Морозов помешивал чай с лимоном и принуждал себя сохранять серьёзное выражение на лице. Немалого труда ему стоило сдерживать улыбку, но знал: улыбнётся — всё пропало. Хозяйка помрачнеет, и он потеряет последнюю возможность помогать другу.

— Я тоже много слышал о них... этих самых... экстрасенсах. Одному по настоянию министерства создали условия, проверили его метод.

— Что за метод?

— Какой-то особый ритм дыхания — частых и неглубоких вдохов-выдохов.

— Знаю такого, слышала. Он нашему певцу-премьеру сеансы давал. Представьте: у того силы прибавилось. Если раньше партию Гремина, например, едва доканчивал, весь потом обливался, то потом, применив метод дробного дыхания... Ну, да ладно! И что же?.. Что показала проверка?..

Стараясь потрафить Елене Евстигнеевне, заговорил мягко, доброжелательно:

— Есть такие болезни легких, где мелкий учащенный ритм помогает; будто бы врачи стали рекомендовать его, но взять на веру безоговорочно, рекомендовать всем...

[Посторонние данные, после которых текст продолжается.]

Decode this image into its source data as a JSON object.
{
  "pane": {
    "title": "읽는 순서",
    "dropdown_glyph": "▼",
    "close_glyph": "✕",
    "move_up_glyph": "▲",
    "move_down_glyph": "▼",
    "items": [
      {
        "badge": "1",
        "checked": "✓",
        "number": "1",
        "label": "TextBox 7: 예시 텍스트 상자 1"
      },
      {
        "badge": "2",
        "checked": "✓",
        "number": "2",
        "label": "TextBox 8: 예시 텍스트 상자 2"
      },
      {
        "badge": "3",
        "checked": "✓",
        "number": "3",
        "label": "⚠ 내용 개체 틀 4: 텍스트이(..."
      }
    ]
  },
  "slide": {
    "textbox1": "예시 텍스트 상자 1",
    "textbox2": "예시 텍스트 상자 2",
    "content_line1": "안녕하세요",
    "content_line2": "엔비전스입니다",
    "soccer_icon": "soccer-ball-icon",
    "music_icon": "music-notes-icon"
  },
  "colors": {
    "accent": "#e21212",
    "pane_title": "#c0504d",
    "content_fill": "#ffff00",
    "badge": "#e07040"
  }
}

— Вот-вот,— оговорки, сомнения... И мудрено от учёных ожидать иного! Согласиться с каким-то самоучкой... Как можно?.. Не смейте колебать авторитеты!.. Здесь лежит пункт наших раздоров с муженьком. Однако, слава Богу, он хоть теперь перестал бросаться словами «шарлатан», «проходимец». Когда его донимали камни в печени, я пригласила экстрасенса и тот сделал ему глубокий всепроникающий массаж — он почувствовал облегчение; другой экстрасенс предложил пить настой от молодых берёзовых листьев — болезнь и вовсе отступила. Мы собирались делать операцию на желчном пузыре — удалять его, теперь, слава Богу, обошлось. Вот вам, Володенька, экстрасенсы.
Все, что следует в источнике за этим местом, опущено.